Mortgage rates crept up this week as the Fed raised short term interest rates for the 11th time. The 30 year fixed interest rate mortgage went up to 5.88 percent from 5.84, according to a survey of national lenders this week. The 30 year fixed interest rate mortgage from this survey had 0.36 origination and discount points. The 15 year fixed interest rate mortgage crept up also, going from 5.44 percent to 5.5 percent. Adjustable rate mortgages (ARMs) also went higher, with the 5/1 adjustable rate mortgage (ARM) going from 5.4 percent to 5.46 percent. The average one year ARM crept higher to 4.9 percent from 4.87 percent.

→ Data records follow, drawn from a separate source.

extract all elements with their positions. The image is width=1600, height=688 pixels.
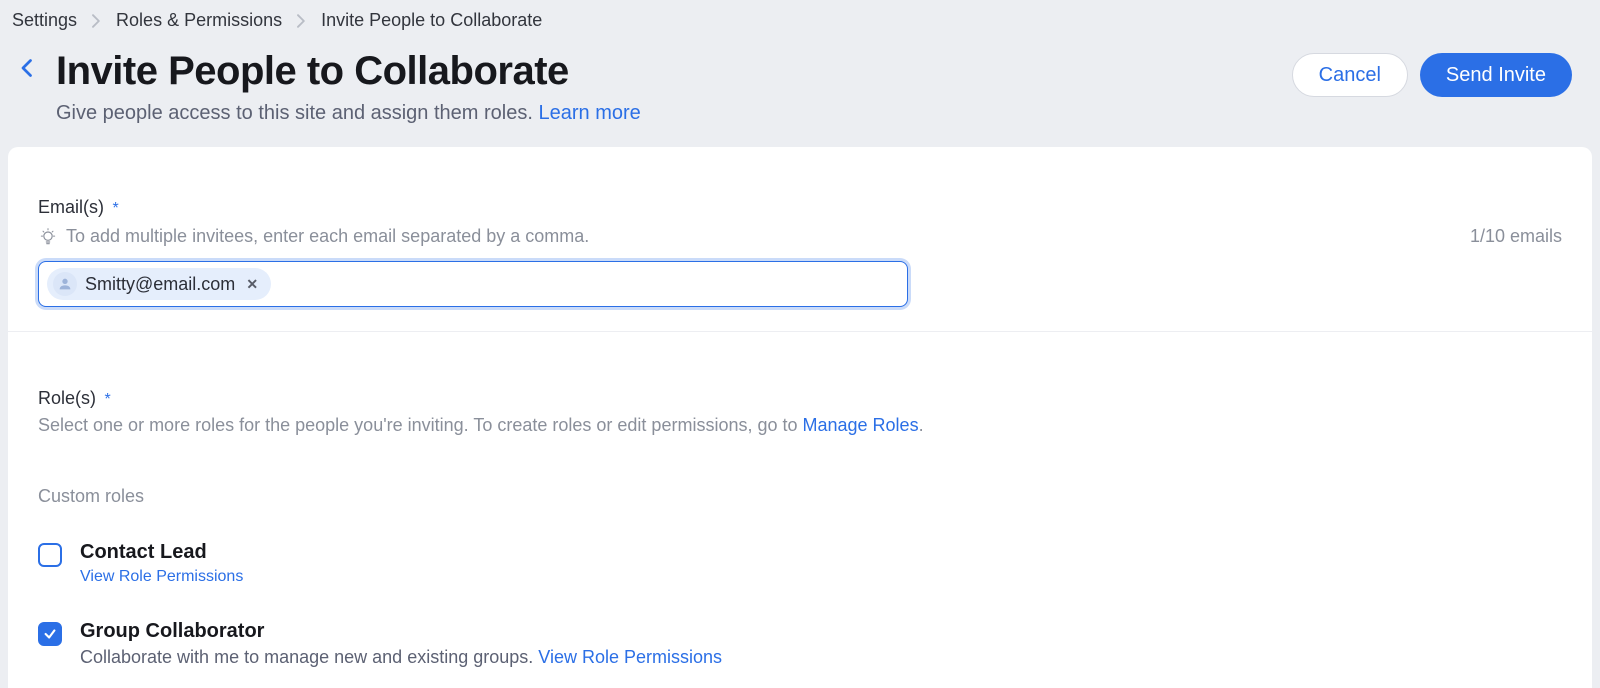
required-mark: * — [112, 200, 118, 217]
learn-more-link[interactable]: Learn more — [538, 102, 640, 124]
breadcrumb-current: Invite People to Collaborate — [321, 10, 542, 31]
required-mark: * — [104, 391, 110, 408]
emails-count: 1/10 emails — [1402, 226, 1562, 247]
remove-email-icon[interactable]: ✕ — [243, 275, 261, 293]
role-item-contact-lead: Contact Lead View Role Permissions — [38, 541, 1562, 586]
emails-section: Email(s) * To add multiple invitees, ent… — [38, 197, 1562, 307]
emails-hint: To add multiple invitees, enter each ema… — [66, 226, 589, 247]
emails-label: Email(s) — [38, 197, 104, 217]
breadcrumb-roles-permissions[interactable]: Roles & Permissions — [116, 10, 282, 31]
lightbulb-icon — [38, 227, 58, 247]
roles-desc-suffix: . — [919, 415, 924, 435]
form-card: Email(s) * To add multiple invitees, ent… — [8, 147, 1592, 688]
manage-roles-link[interactable]: Manage Roles — [803, 415, 919, 435]
breadcrumb: Settings Roles & Permissions Invite Peop… — [0, 0, 1600, 31]
page-title: Invite People to Collaborate — [56, 49, 1292, 94]
send-invite-button[interactable]: Send Invite — [1420, 53, 1572, 97]
breadcrumb-settings[interactable]: Settings — [12, 10, 77, 31]
roles-label: Role(s) — [38, 388, 96, 408]
role-item-group-collaborator: Group Collaborator Collaborate with me t… — [38, 620, 1562, 668]
role-desc: Collaborate with me to manage new and ex… — [80, 647, 538, 667]
view-role-permissions-link[interactable]: View Role Permissions — [538, 647, 722, 667]
custom-roles-heading: Custom roles — [38, 486, 1562, 507]
role-checkbox[interactable] — [38, 543, 62, 567]
chevron-right-icon — [296, 14, 307, 28]
email-chip-text: Smitty@email.com — [85, 274, 235, 295]
cancel-button[interactable]: Cancel — [1292, 53, 1408, 97]
email-chip: Smitty@email.com ✕ — [47, 268, 271, 300]
back-button[interactable] — [8, 49, 44, 77]
subtitle-text: Give people access to this site and assi… — [56, 102, 538, 124]
roles-desc-text: Select one or more roles for the people … — [38, 415, 803, 435]
emails-text-input[interactable] — [271, 270, 899, 299]
user-icon — [53, 272, 77, 296]
role-checkbox[interactable] — [38, 622, 62, 646]
emails-input[interactable]: Smitty@email.com ✕ — [38, 261, 908, 307]
page-subtitle: Give people access to this site and assi… — [56, 102, 1292, 125]
page-header: Invite People to Collaborate Give people… — [0, 31, 1600, 147]
role-name: Group Collaborator — [80, 620, 722, 643]
role-name: Contact Lead — [80, 541, 243, 564]
view-role-permissions-link[interactable]: View Role Permissions — [80, 568, 243, 585]
roles-description: Select one or more roles for the people … — [38, 415, 1562, 436]
roles-section: Role(s) * Select one or more roles for t… — [38, 332, 1562, 668]
chevron-right-icon — [91, 14, 102, 28]
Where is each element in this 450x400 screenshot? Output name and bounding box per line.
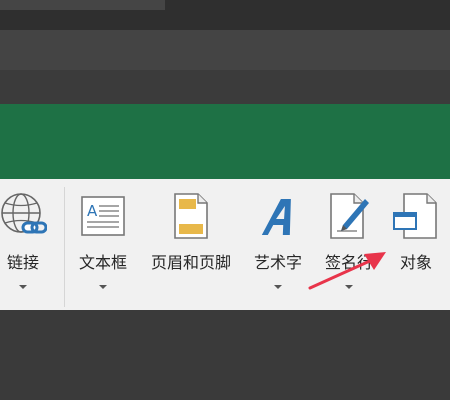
object-label: 对象 — [399, 253, 432, 272]
link-button[interactable]: 链接 — [0, 179, 48, 289]
wordart-label: 艺术字 — [253, 253, 302, 272]
worksheet-area — [0, 310, 450, 400]
header-footer-label: 页眉和页脚 — [150, 253, 231, 272]
header-footer-icon — [167, 191, 215, 241]
link-dropdown-caret[interactable] — [19, 285, 27, 289]
svg-text:A: A — [87, 202, 98, 220]
link-label: 链接 — [6, 253, 39, 272]
title-tab-ghost — [0, 0, 165, 10]
object-icon — [392, 191, 440, 241]
annotation-arrow-icon — [308, 252, 386, 290]
group-separator — [64, 187, 65, 307]
signature-line-icon — [325, 191, 373, 241]
toolbar-band-lower — [0, 70, 450, 104]
textbox-dropdown-caret[interactable] — [99, 285, 107, 289]
toolbar-band — [0, 30, 450, 70]
textbox-button[interactable]: A 文本框 — [72, 179, 134, 289]
wordart-icon — [254, 191, 302, 241]
wordart-dropdown-caret[interactable] — [274, 285, 282, 289]
window-title-strip — [0, 0, 450, 30]
textbox-icon: A — [79, 191, 127, 241]
globe-link-icon — [0, 191, 47, 241]
header-footer-button[interactable]: 页眉和页脚 — [139, 179, 243, 273]
textbox-label: 文本框 — [78, 253, 127, 272]
ribbon-tab-bar — [0, 104, 450, 179]
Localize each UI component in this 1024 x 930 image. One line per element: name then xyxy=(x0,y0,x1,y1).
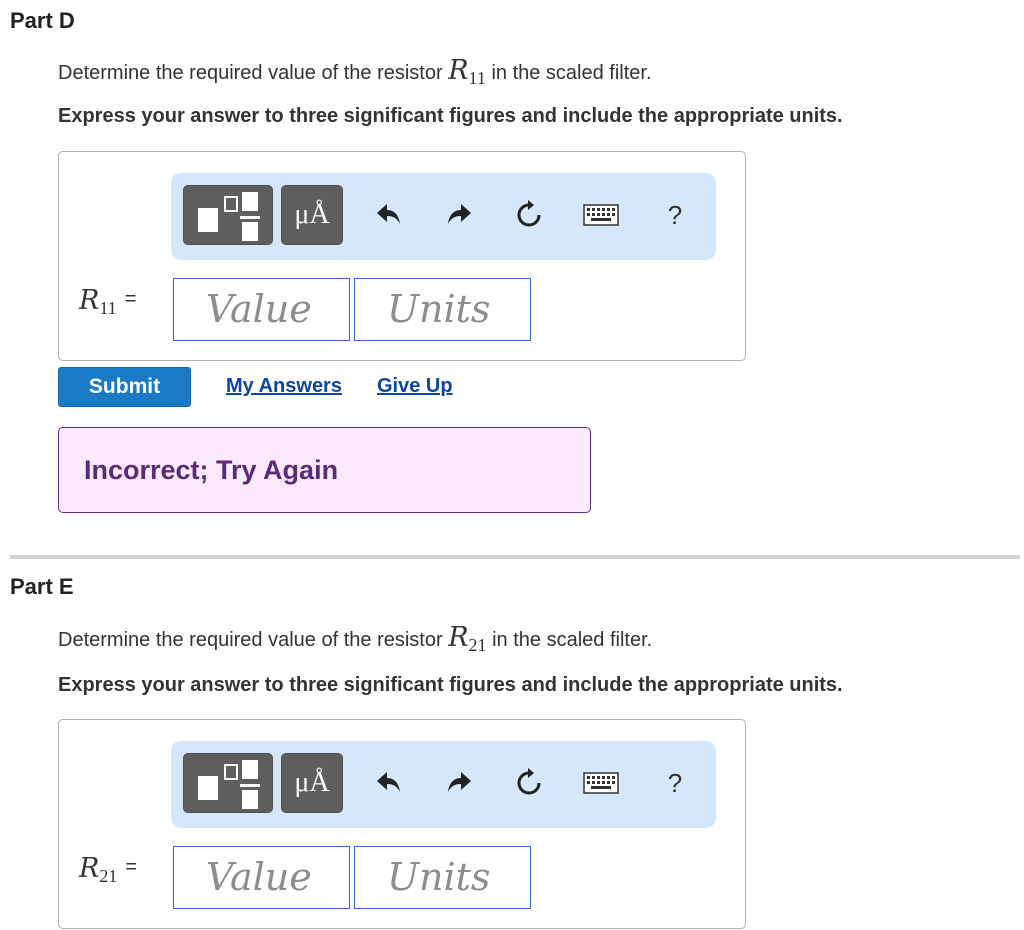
give-up-link[interactable]: Give Up xyxy=(377,375,453,398)
help-icon: ? xyxy=(667,199,683,230)
reset-icon xyxy=(517,768,541,795)
question-text: Determine the required value of the resi… xyxy=(58,55,652,89)
undo-icon xyxy=(377,772,400,792)
templates-button[interactable] xyxy=(183,185,273,245)
math-toolbar: μÅ ? xyxy=(171,173,716,260)
undo-icon xyxy=(377,204,400,224)
redo-icon xyxy=(448,204,471,224)
question-suffix: in the scaled filter. xyxy=(492,629,653,651)
instruction-text: Express your answer to three significant… xyxy=(58,674,843,696)
reset-button[interactable] xyxy=(511,765,547,801)
question-prefix: Determine the required value of the resi… xyxy=(58,629,443,651)
undo-button[interactable] xyxy=(371,765,407,801)
answer-variable-label: R21 = xyxy=(79,853,138,886)
feedback-message: Incorrect; Try Again xyxy=(58,427,591,513)
units-input[interactable]: Units xyxy=(354,846,531,909)
submit-button[interactable]: Submit xyxy=(58,367,191,407)
variable-symbol: R21 xyxy=(448,622,487,655)
math-toolbar: μÅ ? xyxy=(171,741,716,828)
undo-button[interactable] xyxy=(371,197,407,233)
section-divider xyxy=(10,555,1020,559)
units-icon: μÅ xyxy=(294,767,330,798)
keyboard-button[interactable] xyxy=(583,197,619,233)
help-icon: ? xyxy=(667,767,683,798)
answer-box: μÅ ? R21 = Value Units xyxy=(58,719,746,929)
answer-variable-label: R11 = xyxy=(79,285,137,318)
units-button[interactable]: μÅ xyxy=(281,753,343,813)
variable-symbol: R11 xyxy=(448,55,486,88)
answer-box: μÅ ? R11 = Value Units xyxy=(58,151,746,361)
question-suffix: in the scaled filter. xyxy=(491,62,652,84)
my-answers-link[interactable]: My Answers xyxy=(226,375,342,398)
question-prefix: Determine the required value of the resi… xyxy=(58,62,443,84)
keyboard-icon xyxy=(583,772,619,794)
redo-button[interactable] xyxy=(441,765,477,801)
redo-button[interactable] xyxy=(441,197,477,233)
value-input[interactable]: Value xyxy=(173,846,350,909)
question-text: Determine the required value of the resi… xyxy=(58,622,652,656)
feedback-text: Incorrect; Try Again xyxy=(84,455,339,485)
units-input[interactable]: Units xyxy=(354,278,531,341)
keyboard-button[interactable] xyxy=(583,765,619,801)
reset-icon xyxy=(517,200,541,227)
help-button[interactable]: ? xyxy=(657,765,693,801)
instruction-text: Express your answer to three significant… xyxy=(58,105,843,127)
keyboard-icon xyxy=(583,204,619,226)
part-title: Part E xyxy=(10,574,74,599)
help-button[interactable]: ? xyxy=(657,197,693,233)
value-input[interactable]: Value xyxy=(173,278,350,341)
templates-button[interactable] xyxy=(183,753,273,813)
part-title: Part D xyxy=(10,8,75,33)
units-icon: μÅ xyxy=(294,199,330,230)
redo-icon xyxy=(448,772,471,792)
reset-button[interactable] xyxy=(511,197,547,233)
units-button[interactable]: μÅ xyxy=(281,185,343,245)
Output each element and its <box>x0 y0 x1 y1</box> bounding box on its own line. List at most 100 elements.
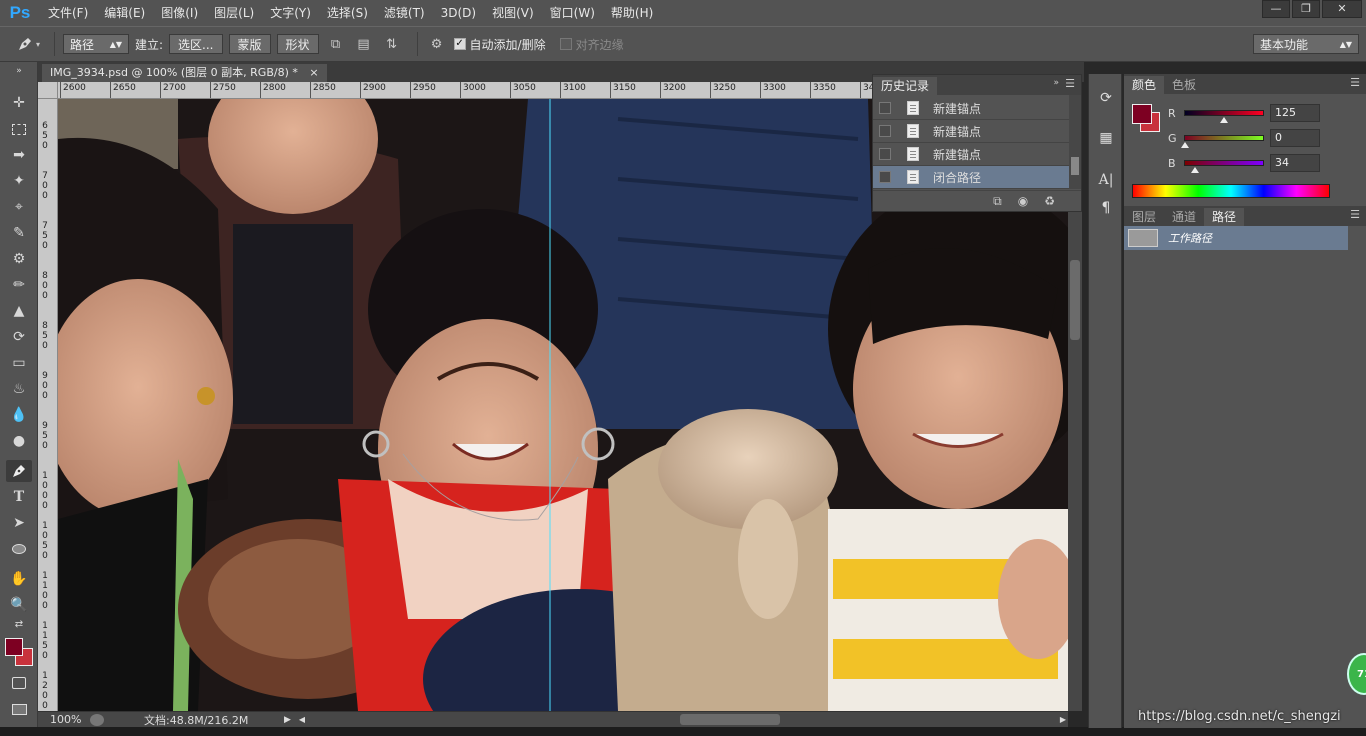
tool-mode-select[interactable]: 路径 ▲▼ <box>63 34 129 54</box>
menu-3d[interactable]: 3D(D) <box>433 0 484 26</box>
path-item-work-path[interactable]: 工作路径 <box>1124 226 1348 250</box>
workspace-select[interactable]: 基本功能 ▲▼ <box>1253 34 1359 54</box>
shape-button[interactable]: 形状 <box>276 34 319 54</box>
path-arrangement-icon[interactable]: ⇅ <box>381 34 403 54</box>
history-item[interactable]: 新建锚点 <box>873 120 1069 143</box>
zoom-tool-icon[interactable]: 🔍 <box>6 594 32 616</box>
scroll-right-icon[interactable]: ▶ <box>1060 715 1066 724</box>
history-item[interactable]: 新建锚点 <box>873 97 1069 120</box>
history-item[interactable]: 新建锚点 <box>873 143 1069 166</box>
red-value-input[interactable]: 125 <box>1270 104 1320 122</box>
history-checkbox[interactable] <box>879 171 891 183</box>
menu-image[interactable]: 图像(I) <box>153 0 206 26</box>
clone-stamp-tool-icon[interactable]: ▲ <box>6 300 32 322</box>
red-slider[interactable] <box>1184 110 1264 123</box>
selection-button[interactable]: 选区... <box>169 34 223 54</box>
menu-type[interactable]: 文字(Y) <box>262 0 319 26</box>
close-tab-icon[interactable]: × <box>309 66 318 79</box>
foreground-color-swatch[interactable] <box>5 638 23 656</box>
vertical-scroll-thumb[interactable] <box>1070 260 1080 340</box>
path-selection-tool-icon[interactable]: ➤ <box>6 512 32 534</box>
scroll-left-icon[interactable]: ◀ <box>299 715 305 724</box>
marquee-tool-icon[interactable] <box>6 118 32 140</box>
vertical-ruler[interactable]: 6 5 0 7 0 0 7 5 0 8 0 0 8 5 0 9 0 0 9 5 … <box>38 99 58 711</box>
trash-icon[interactable]: ♻ <box>1044 194 1055 208</box>
blue-slider-thumb[interactable] <box>1191 167 1200 173</box>
hand-tool-icon[interactable]: ✋ <box>6 568 32 590</box>
dodge-tool-icon[interactable]: ● <box>6 430 32 452</box>
document-info[interactable]: 文档:48.8M/216.2M <box>144 712 284 728</box>
status-icon[interactable] <box>90 713 104 726</box>
restore-icon[interactable]: ❐ <box>1292 0 1320 18</box>
panel-menu-icon[interactable]: ☰ <box>1065 77 1075 90</box>
align-edges-checkbox[interactable] <box>559 38 572 50</box>
paint-bucket-tool-icon[interactable]: ♨ <box>6 378 32 400</box>
history-item-selected[interactable]: 闭合路径 <box>873 166 1069 189</box>
pen-tool-icon[interactable] <box>6 460 32 482</box>
brush-tool-icon[interactable]: ✏ <box>6 274 32 296</box>
move-tool-icon[interactable]: ✛ <box>6 92 32 114</box>
menu-view[interactable]: 视图(V) <box>484 0 542 26</box>
menu-filter[interactable]: 滤镜(T) <box>376 0 433 26</box>
snapshot-camera-icon[interactable]: ◉ <box>1018 194 1028 208</box>
tab-color[interactable]: 颜色 <box>1124 76 1165 94</box>
green-slider[interactable] <box>1181 135 1264 148</box>
eyedropper-tool-icon[interactable]: ✎ <box>6 222 32 244</box>
new-document-icon[interactable]: ⧉ <box>993 194 1002 209</box>
tab-swatches[interactable]: 色板 <box>1164 76 1204 94</box>
quick-select-tool-icon[interactable]: ✦ <box>6 170 32 192</box>
collapse-icon[interactable]: » <box>6 66 32 76</box>
tab-channels[interactable]: 通道 <box>1164 208 1204 226</box>
path-alignment-icon[interactable]: ▤ <box>353 34 375 54</box>
paragraph-panel-icon[interactable]: ¶ <box>1095 198 1117 218</box>
history-brush-tool-icon[interactable]: ⟳ <box>6 326 32 348</box>
properties-panel-icon[interactable]: ▦ <box>1095 128 1117 148</box>
menu-select[interactable]: 选择(S) <box>319 0 376 26</box>
green-value-input[interactable]: 0 <box>1270 129 1320 147</box>
screen-mode-icon[interactable] <box>6 698 32 720</box>
history-checkbox[interactable] <box>879 102 891 114</box>
history-checkbox[interactable] <box>879 148 891 160</box>
horizontal-scroll-thumb[interactable] <box>680 714 780 725</box>
panel-menu-icon[interactable]: ☰ <box>1350 208 1360 221</box>
menu-help[interactable]: 帮助(H) <box>603 0 661 26</box>
menu-file[interactable]: 文件(F) <box>40 0 96 26</box>
document-tab[interactable]: IMG_3934.psd @ 100% (图层 0 副本, RGB/8) * × <box>42 64 327 82</box>
close-icon[interactable]: ✕ <box>1322 0 1362 18</box>
character-panel-icon[interactable]: A| <box>1095 170 1117 190</box>
healing-brush-tool-icon[interactable]: ⚙ <box>6 248 32 270</box>
crop-tool-icon[interactable]: ⌖ <box>6 196 32 218</box>
pen-tool-preset-icon[interactable]: ▾ <box>10 31 46 57</box>
gear-icon[interactable]: ⚙ <box>426 34 448 54</box>
history-panel-icon[interactable]: ⟳ <box>1095 88 1117 108</box>
expand-icon[interactable]: » <box>1053 78 1059 88</box>
ruler-origin[interactable] <box>38 82 58 99</box>
path-operations-icon[interactable]: ⧉ <box>325 34 347 54</box>
status-menu-icon[interactable]: ▶ <box>284 715 291 725</box>
lasso-tool-icon[interactable]: ➡ <box>6 144 32 166</box>
eraser-tool-icon[interactable]: ▭ <box>6 352 32 374</box>
color-panel-foreground-swatch[interactable] <box>1132 104 1152 124</box>
blue-slider[interactable] <box>1184 160 1264 173</box>
blur-tool-icon[interactable]: 💧 <box>6 404 32 426</box>
mask-button[interactable]: 蒙版 <box>228 34 271 54</box>
tab-layers[interactable]: 图层 <box>1124 208 1164 226</box>
quick-mask-icon[interactable] <box>6 672 32 694</box>
red-slider-thumb[interactable] <box>1220 117 1229 123</box>
menu-layer[interactable]: 图层(L) <box>206 0 262 26</box>
zoom-level[interactable]: 100% <box>50 713 90 726</box>
menu-window[interactable]: 窗口(W) <box>542 0 603 26</box>
menu-edit[interactable]: 编辑(E) <box>96 0 153 26</box>
ellipse-tool-icon[interactable] <box>6 538 32 560</box>
color-spectrum-bar[interactable] <box>1132 184 1330 198</box>
history-scroll-thumb[interactable] <box>1071 157 1079 175</box>
auto-add-delete-checkbox[interactable]: ✓ <box>453 38 466 50</box>
panel-menu-icon[interactable]: ☰ <box>1350 76 1360 89</box>
type-tool-icon[interactable]: T <box>6 486 32 508</box>
history-scrollbar[interactable] <box>1069 95 1081 189</box>
minimize-icon[interactable]: — <box>1262 0 1290 18</box>
history-tab[interactable]: 历史记录 <box>873 77 938 95</box>
tab-paths[interactable]: 路径 <box>1204 208 1245 226</box>
blue-value-input[interactable]: 34 <box>1270 154 1320 172</box>
green-slider-thumb[interactable] <box>1181 142 1189 148</box>
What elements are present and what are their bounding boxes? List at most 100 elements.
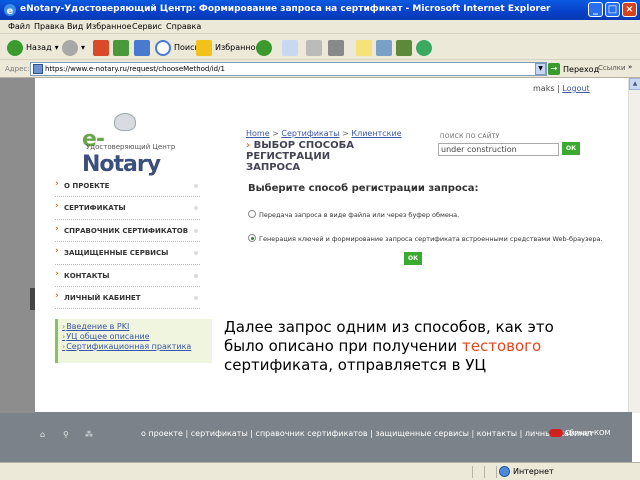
- back-label: Назад: [26, 43, 52, 52]
- nav-label: ЛИЧНЫЙ КАБИНЕТ: [64, 293, 141, 302]
- links-chevron-icon[interactable]: »: [628, 63, 632, 71]
- nav-item-cabinet[interactable]: ЛИЧНЫЙ КАБИНЕТ: [55, 287, 200, 310]
- address-bar: Адрес: https://www.e-notary.ru/request/c…: [0, 60, 640, 78]
- back-button[interactable]: Назад ▾: [7, 38, 59, 57]
- nav-label: КОНТАКТЫ: [64, 271, 110, 280]
- nav-item-about[interactable]: О ПРОЕКТЕ: [55, 175, 200, 198]
- address-input[interactable]: https://www.e-notary.ru/request/chooseMe…: [30, 62, 547, 76]
- logo-subtitle: Удостоверяющий Центр: [86, 143, 176, 151]
- minimize-button[interactable]: _: [588, 2, 603, 17]
- site-nav: О ПРОЕКТЕ СЕРТИФИКАТЫ СПРАВОЧНИК СЕРТИФИ…: [55, 175, 200, 310]
- breadcrumb-clients[interactable]: Клиентские: [351, 129, 401, 138]
- home-button[interactable]: [134, 38, 150, 57]
- option-browser-generation: Генерация ключей и формирование запроса …: [259, 235, 603, 243]
- radio-browser-generation[interactable]: [248, 234, 256, 242]
- messenger-button[interactable]: [416, 38, 432, 57]
- ie-icon: e: [4, 4, 16, 17]
- refresh-button[interactable]: [113, 38, 129, 57]
- radio-file-transfer[interactable]: [248, 210, 256, 218]
- tool-button[interactable]: [396, 38, 412, 57]
- footer-brand[interactable]: Сигнал-КОМ: [549, 429, 611, 437]
- signal-com-logo-icon: [549, 429, 563, 437]
- footer-menu[interactable]: о проекте | сертификаты | справочник сер…: [141, 429, 594, 438]
- nav-dot-icon: [194, 228, 198, 233]
- breadcrumb-home[interactable]: Home: [246, 129, 270, 138]
- favorites-button[interactable]: Избранное: [196, 38, 260, 57]
- nav-dot-icon: [194, 251, 198, 256]
- menu-favorites[interactable]: Избранное: [86, 22, 131, 31]
- nav-dot-icon: [194, 295, 198, 300]
- title-bar[interactable]: e eNotary-Удостоверяющий Центр: Формиров…: [0, 0, 640, 20]
- breadcrumb: Home > Сертификаты > Клиентские: [246, 129, 402, 138]
- slide-caption: Далее запрос одним из способов, как это …: [224, 318, 604, 375]
- nav-item-services[interactable]: ЗАЩИЩЕННЫЕ СЕРВИСЫ: [55, 242, 200, 265]
- side-links: Введение в PKI УЦ общее описание Сертифи…: [55, 319, 212, 363]
- nav-dot-icon: [194, 184, 198, 188]
- history-icon: [256, 39, 272, 56]
- maximize-button[interactable]: □: [605, 2, 620, 17]
- link-ca-overview[interactable]: УЦ общее описание: [62, 332, 212, 342]
- toolbar: Назад ▾ ▾ Поиск Избранное: [0, 35, 640, 60]
- address-url: https://www.e-notary.ru/request/chooseMe…: [45, 65, 225, 73]
- nav-item-directory[interactable]: СПРАВОЧНИК СЕРТИФИКАТОВ: [55, 220, 200, 243]
- nav-item-contacts[interactable]: КОНТАКТЫ: [55, 265, 200, 287]
- back-dropdown-icon[interactable]: ▾: [55, 43, 59, 52]
- page-viewport: ▲ maks | Logout e-Notary Удостоверяющий …: [0, 78, 640, 462]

Fixed mortgage interest rates have been doing their own thing in spite of actions taken by the Fed. There have been increases in short term interest rates totaling 2.75 percentage points since 2004, and the 30 year fixed interest mortgage loan rate has dropped nearly one half a percentage point. By raising interest rates this week, the government recognized the economic impact of Hurricane Katrina but stated the long term effect would be minimal.
The government is choosing to concentrate on battling inflation. They want to keep inflation low has to offset to the decline in government bond yields and mortgage rates over the past year. Mortgage interest rates are closely tied to yield rates on government Treasury securities. Mortgage interest rates have not been a problem for prospective homeowners as the 30 year fixed interest rate mortgage has been below 6 percent since April. Many adjustable rate mortgages are raising their interest rates; lower fixed rates are still attractive for new home buyers and those refinancing their mortgages. With the 30 year fixed interest rate at 5.88 percent, now is the time to refinance if you have been putting this off.